Designing climate resilience into the fabric of the city

Designing climate resilience into the fabric of the city

In response to increasingly intense rainfall driven by climate change, a climate adaptation strategy was developed for the City of Dorval that positions public space as a central component of urban resilience. Streets, parks, and public rights-of-way are reimagined not only as places for movement and gathering, but as active infrastructure capable of managing stormwater and reducing climate-related risks, while enhancing everyday urban life.

Based on a territory-wide assessment of the area’s vulnerabilities, drainage networks, and topography, the strategy addresses the combined pressures of an undersized stormwater system and growing precipitation intensity within a constrained urban fabric. Solutions are designed to be implemented primarily within public spaces, respecting existing parks, mature trees, and established streetscapes, while identifying opportunities where modest, well-integrated interventions can deliver meaningful impact. Budget estimates and cost-benefit analyses grounded in measurable environmental and social outcomes were delivered to support decision making by the City.

Across selected streets and parks in Dorval’s residential neighbourhoods, proposed interventions introduce planted basins, rain gardens, bioswales, and shallow landscaped depressions that temporarily capture, store, and treat surface runoff during heavy rainfall.
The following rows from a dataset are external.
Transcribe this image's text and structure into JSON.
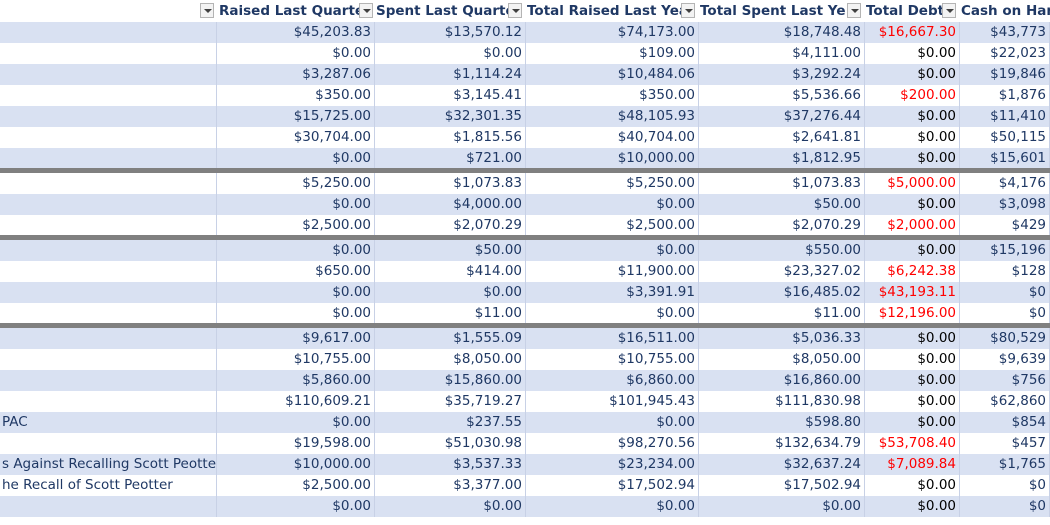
{
  "columns": [
    {
      "key": "raised_q",
      "label": "Raised Last Quarter"
    },
    {
      "key": "spent_q",
      "label": "Spent Last Quarter"
    },
    {
      "key": "raised_y",
      "label": "Total Raised Last Year"
    },
    {
      "key": "spent_y",
      "label": "Total Spent Last Year"
    },
    {
      "key": "debt",
      "label": "Total Debt"
    },
    {
      "key": "cash",
      "label": "Cash on Hand"
    }
  ],
  "groups": [
    [
      {
        "name": "",
        "raised_q": "$45,203.83",
        "spent_q": "$13,570.12",
        "raised_y": "$74,173.00",
        "spent_y": "$18,748.48",
        "debt": "$16,667.30",
        "debt_red": true,
        "cash": "$43,773"
      },
      {
        "name": "",
        "raised_q": "$0.00",
        "spent_q": "$0.00",
        "raised_y": "$109.00",
        "spent_y": "$4,111.00",
        "debt": "$0.00",
        "debt_red": false,
        "cash": "$22,023"
      },
      {
        "name": "",
        "raised_q": "$3,287.06",
        "spent_q": "$1,114.24",
        "raised_y": "$10,484.06",
        "spent_y": "$3,292.24",
        "debt": "$0.00",
        "debt_red": false,
        "cash": "$19,846"
      },
      {
        "name": "",
        "raised_q": "$350.00",
        "spent_q": "$3,145.41",
        "raised_y": "$350.00",
        "spent_y": "$5,536.66",
        "debt": "$200.00",
        "debt_red": true,
        "cash": "$1,876"
      },
      {
        "name": "",
        "raised_q": "$15,725.00",
        "spent_q": "$32,301.35",
        "raised_y": "$48,105.93",
        "spent_y": "$37,276.44",
        "debt": "$0.00",
        "debt_red": false,
        "cash": "$11,410"
      },
      {
        "name": "",
        "raised_q": "$30,704.00",
        "spent_q": "$1,815.56",
        "raised_y": "$40,704.00",
        "spent_y": "$2,641.81",
        "debt": "$0.00",
        "debt_red": false,
        "cash": "$50,115"
      },
      {
        "name": "",
        "raised_q": "$0.00",
        "spent_q": "$721.00",
        "raised_y": "$10,000.00",
        "spent_y": "$1,812.95",
        "debt": "$0.00",
        "debt_red": false,
        "cash": "$15,601"
      }
    ],
    [
      {
        "name": "",
        "raised_q": "$5,250.00",
        "spent_q": "$1,073.83",
        "raised_y": "$5,250.00",
        "spent_y": "$1,073.83",
        "debt": "$5,000.00",
        "debt_red": true,
        "cash": "$4,176"
      },
      {
        "name": "",
        "raised_q": "$0.00",
        "spent_q": "$4,000.00",
        "raised_y": "$0.00",
        "spent_y": "$50.00",
        "debt": "$0.00",
        "debt_red": false,
        "cash": "$3,098"
      },
      {
        "name": "",
        "raised_q": "$2,500.00",
        "spent_q": "$2,070.29",
        "raised_y": "$2,500.00",
        "spent_y": "$2,070.29",
        "debt": "$2,000.00",
        "debt_red": true,
        "cash": "$429"
      }
    ],
    [
      {
        "name": "",
        "raised_q": "$0.00",
        "spent_q": "$50.00",
        "raised_y": "$0.00",
        "spent_y": "$550.00",
        "debt": "$0.00",
        "debt_red": false,
        "cash": "$15,196"
      },
      {
        "name": "",
        "raised_q": "$650.00",
        "spent_q": "$414.00",
        "raised_y": "$11,900.00",
        "spent_y": "$23,327.02",
        "debt": "$6,242.38",
        "debt_red": true,
        "cash": "$128"
      },
      {
        "name": "",
        "raised_q": "$0.00",
        "spent_q": "$0.00",
        "raised_y": "$3,391.91",
        "spent_y": "$16,485.02",
        "debt": "$43,193.11",
        "debt_red": true,
        "cash": "$0"
      },
      {
        "name": "",
        "raised_q": "$0.00",
        "spent_q": "$11.00",
        "raised_y": "$0.00",
        "spent_y": "$11.00",
        "debt": "$12,196.00",
        "debt_red": true,
        "cash": "$0"
      }
    ],
    [
      {
        "name": "",
        "raised_q": "$9,617.00",
        "spent_q": "$1,555.09",
        "raised_y": "$16,511.00",
        "spent_y": "$5,036.33",
        "debt": "$0.00",
        "debt_red": false,
        "cash": "$80,529"
      },
      {
        "name": "",
        "raised_q": "$10,755.00",
        "spent_q": "$8,050.00",
        "raised_y": "$10,755.00",
        "spent_y": "$8,050.00",
        "debt": "$0.00",
        "debt_red": false,
        "cash": "$9,639"
      },
      {
        "name": "",
        "raised_q": "$5,860.00",
        "spent_q": "$15,860.00",
        "raised_y": "$6,860.00",
        "spent_y": "$16,860.00",
        "debt": "$0.00",
        "debt_red": false,
        "cash": "$756"
      },
      {
        "name": "",
        "raised_q": "$110,609.21",
        "spent_q": "$35,719.27",
        "raised_y": "$101,945.43",
        "spent_y": "$111,830.98",
        "debt": "$0.00",
        "debt_red": false,
        "cash": "$62,860"
      },
      {
        "name": "PAC",
        "raised_q": "$0.00",
        "spent_q": "$237.55",
        "raised_y": "$0.00",
        "spent_y": "$598.80",
        "debt": "$0.00",
        "debt_red": false,
        "cash": "$854"
      },
      {
        "name": "",
        "raised_q": "$19,598.00",
        "spent_q": "$51,030.98",
        "raised_y": "$98,270.56",
        "spent_y": "$132,634.79",
        "debt": "$53,708.40",
        "debt_red": true,
        "cash": "$457"
      },
      {
        "name": "s Against Recalling Scott Peotter",
        "raised_q": "$10,000.00",
        "spent_q": "$3,537.33",
        "raised_y": "$23,234.00",
        "spent_y": "$32,637.24",
        "debt": "$7,089.84",
        "debt_red": true,
        "cash": "$1,765"
      },
      {
        "name": "he Recall of Scott Peotter",
        "raised_q": "$2,500.00",
        "spent_q": "$3,377.00",
        "raised_y": "$17,502.94",
        "spent_y": "$17,502.94",
        "debt": "$0.00",
        "debt_red": false,
        "cash": "$0"
      },
      {
        "name": "",
        "raised_q": "$0.00",
        "spent_q": "$0.00",
        "raised_y": "$0.00",
        "spent_y": "$0.00",
        "debt": "$0.00",
        "debt_red": false,
        "cash": "$0"
      }
    ]
  ]
}
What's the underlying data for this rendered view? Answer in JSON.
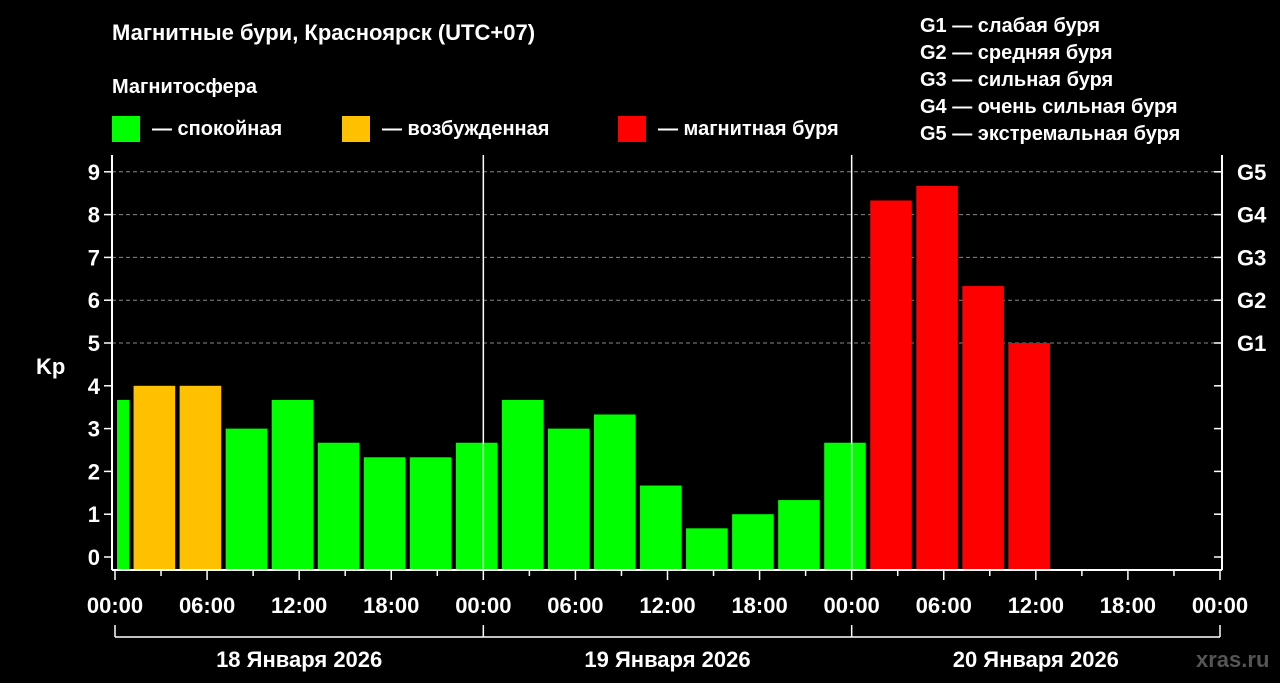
{
  "chart_data": {
    "type": "bar",
    "title": "Магнитные бури, Красноярск (UTC+07)",
    "legend_title": "Магнитосфера",
    "legend": [
      {
        "label": "— спокойная",
        "color": "#00ff00"
      },
      {
        "label": "— возбужденная",
        "color": "#ffc000"
      },
      {
        "label": "— магнитная буря",
        "color": "#ff0000"
      }
    ],
    "g_scale": [
      "G1 — слабая буря",
      "G2 — средняя буря",
      "G3 — сильная буря",
      "G4 — очень сильная буря",
      "G5 — экстремальная буря"
    ],
    "ylabel": "Kp",
    "ylim": [
      0,
      9
    ],
    "yticks": [
      "0",
      "1",
      "2",
      "3",
      "4",
      "5",
      "6",
      "7",
      "8",
      "9"
    ],
    "right_ticks": [
      {
        "value": 5,
        "label": "G1"
      },
      {
        "value": 6,
        "label": "G2"
      },
      {
        "value": 7,
        "label": "G3"
      },
      {
        "value": 8,
        "label": "G4"
      },
      {
        "value": 9,
        "label": "G5"
      }
    ],
    "xlim_hours": [
      0,
      72
    ],
    "xticks": [
      "00:00",
      "06:00",
      "12:00",
      "18:00",
      "00:00",
      "06:00",
      "12:00",
      "18:00",
      "00:00",
      "06:00",
      "12:00",
      "18:00",
      "00:00"
    ],
    "days": [
      "18 Января 2026",
      "19 Января 2026",
      "20 Января 2026"
    ],
    "bar_hours": 3,
    "bars": [
      {
        "start": -2,
        "kp": 3.67
      },
      {
        "start": 1,
        "kp": 4
      },
      {
        "start": 4,
        "kp": 4
      },
      {
        "start": 7,
        "kp": 3
      },
      {
        "start": 10,
        "kp": 3.67
      },
      {
        "start": 13,
        "kp": 2.67
      },
      {
        "start": 16,
        "kp": 2.33
      },
      {
        "start": 19,
        "kp": 2.33
      },
      {
        "start": 22,
        "kp": 2.67
      },
      {
        "start": 25,
        "kp": 3.67
      },
      {
        "start": 28,
        "kp": 3
      },
      {
        "start": 31,
        "kp": 3.33
      },
      {
        "start": 34,
        "kp": 1.67
      },
      {
        "start": 37,
        "kp": 0.67
      },
      {
        "start": 40,
        "kp": 1
      },
      {
        "start": 43,
        "kp": 1.33
      },
      {
        "start": 46,
        "kp": 2.67
      },
      {
        "start": 49,
        "kp": 8.33
      },
      {
        "start": 52,
        "kp": 8.67
      },
      {
        "start": 55,
        "kp": 6.33
      },
      {
        "start": 58,
        "kp": 5
      }
    ],
    "grid": "dashed at 5-9"
  },
  "watermark": "xras.ru"
}
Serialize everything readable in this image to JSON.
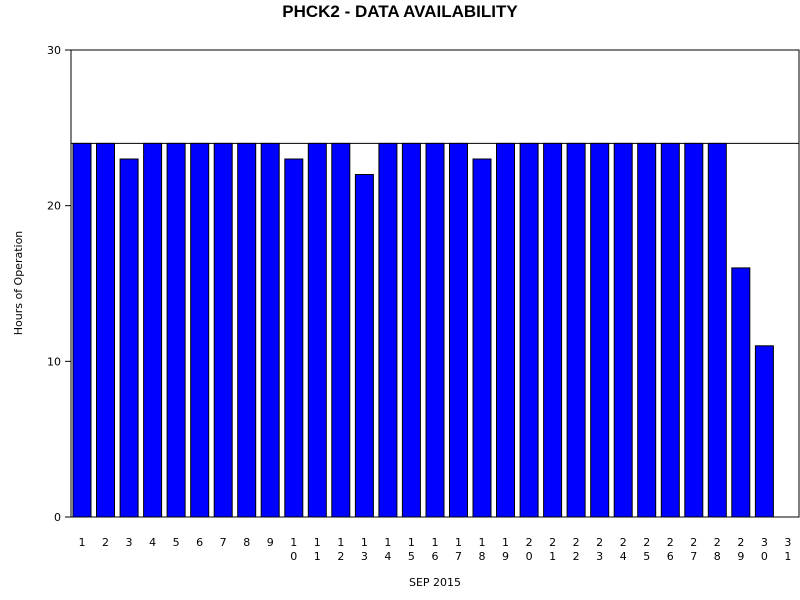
{
  "chart_data": {
    "type": "bar",
    "title": "PHCK2 - DATA AVAILABILITY",
    "xlabel": "SEP 2015",
    "ylabel": "Hours of Operation",
    "ylim": [
      0,
      30
    ],
    "yticks": [
      0,
      10,
      20,
      30
    ],
    "reference_line": 24,
    "bar_color": "#0000ff",
    "categories": [
      "1",
      "2",
      "3",
      "4",
      "5",
      "6",
      "7",
      "8",
      "9",
      "10",
      "11",
      "12",
      "13",
      "14",
      "15",
      "16",
      "17",
      "18",
      "19",
      "20",
      "21",
      "22",
      "23",
      "24",
      "25",
      "26",
      "27",
      "28",
      "29",
      "30",
      "31"
    ],
    "values": [
      24,
      24,
      23,
      24,
      24,
      24,
      24,
      24,
      24,
      23,
      24,
      24,
      22,
      24,
      24,
      24,
      24,
      23,
      24,
      24,
      24,
      24,
      24,
      24,
      24,
      24,
      24,
      24,
      16,
      11,
      0
    ],
    "grid": false
  }
}
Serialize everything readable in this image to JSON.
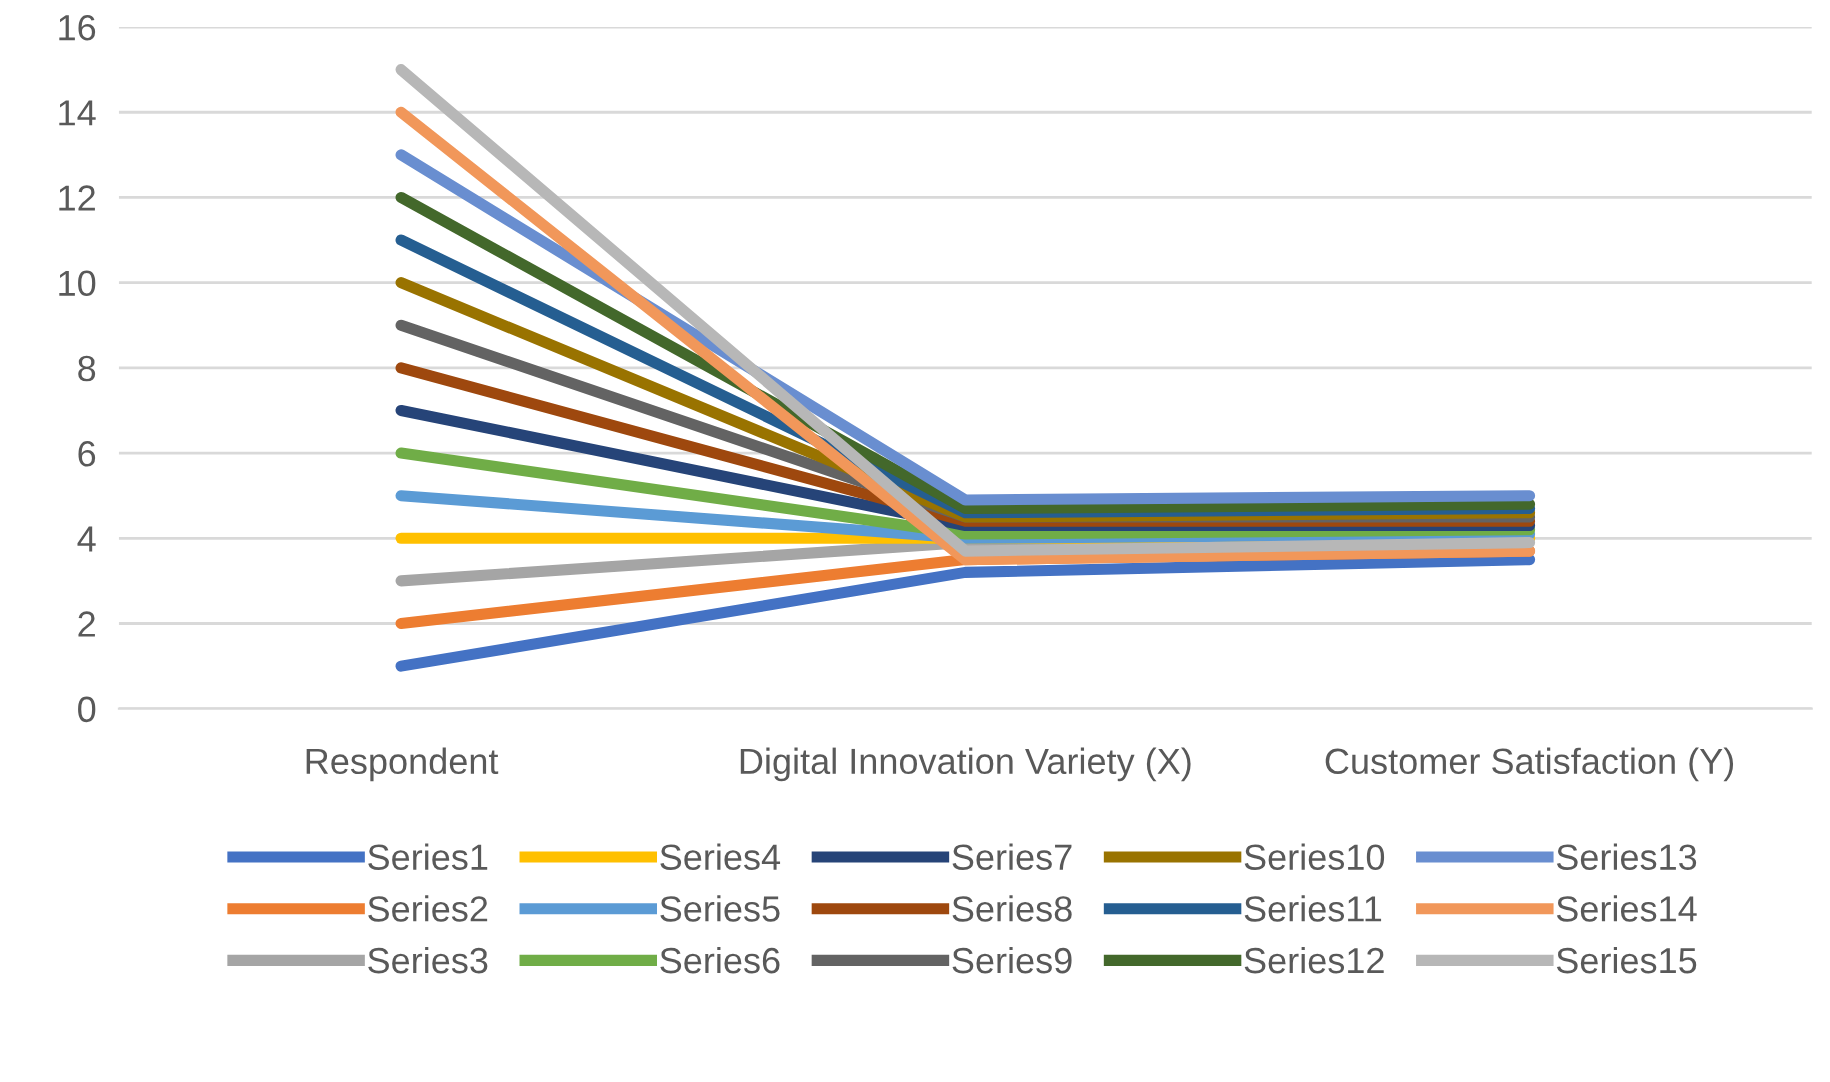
{
  "chart_data": {
    "type": "line",
    "categories": [
      "Respondent",
      "Digital Innovation Variety (X)",
      "Customer Satisfaction (Y)"
    ],
    "ylim": [
      0,
      16
    ],
    "yticks": [
      0,
      2,
      4,
      6,
      8,
      10,
      12,
      14,
      16
    ],
    "grid": "y",
    "legend": "bottom",
    "marker": "none",
    "line_style": "solid",
    "series": [
      {
        "name": "Series1",
        "color": "#4472c4",
        "values": [
          1,
          3.2,
          3.5
        ]
      },
      {
        "name": "Series2",
        "color": "#ed7d31",
        "values": [
          2,
          3.5,
          3.7
        ]
      },
      {
        "name": "Series3",
        "color": "#a5a5a5",
        "values": [
          3,
          3.9,
          4.0
        ]
      },
      {
        "name": "Series4",
        "color": "#ffc000",
        "values": [
          4,
          4.0,
          4.0
        ]
      },
      {
        "name": "Series5",
        "color": "#5b9bd5",
        "values": [
          5,
          4.0,
          4.1
        ]
      },
      {
        "name": "Series6",
        "color": "#70ad47",
        "values": [
          6,
          4.1,
          4.2
        ]
      },
      {
        "name": "Series7",
        "color": "#264478",
        "values": [
          7,
          4.3,
          4.3
        ]
      },
      {
        "name": "Series8",
        "color": "#9e480e",
        "values": [
          8,
          4.4,
          4.4
        ]
      },
      {
        "name": "Series9",
        "color": "#636363",
        "values": [
          9,
          4.5,
          4.5
        ]
      },
      {
        "name": "Series10",
        "color": "#997300",
        "values": [
          10,
          4.5,
          4.6
        ]
      },
      {
        "name": "Series11",
        "color": "#255e91",
        "values": [
          11,
          4.6,
          4.7
        ]
      },
      {
        "name": "Series12",
        "color": "#43682b",
        "values": [
          12,
          4.7,
          4.8
        ]
      },
      {
        "name": "Series13",
        "color": "#698ed0",
        "values": [
          13,
          4.9,
          5.0
        ]
      },
      {
        "name": "Series14",
        "color": "#f1975a",
        "values": [
          14,
          3.5,
          3.7
        ]
      },
      {
        "name": "Series15",
        "color": "#b7b7b7",
        "values": [
          15,
          3.7,
          3.9
        ]
      }
    ]
  }
}
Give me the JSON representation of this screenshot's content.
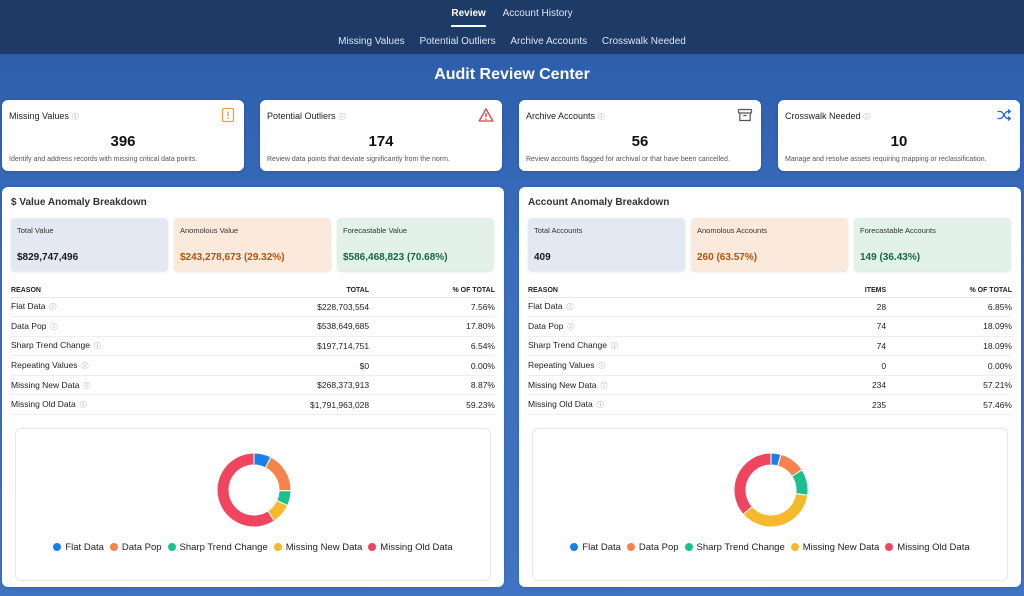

These features provide long-term value in terms of climate resilience, reduced damage from extreme weather events, improved comfort, and healthier, more adaptable public spaces. They notably present the ability to cool surrounding areas, improve air and water quality, and add new layers of greenery to the urban landscape.

The global strategy functions as a flexible and replicable catalogue of interventions adaptable to varied urban conditions over time. Bringing together landscape architecture, urban planning, and civil engineering, the project makes climate adaptation visible and experiential.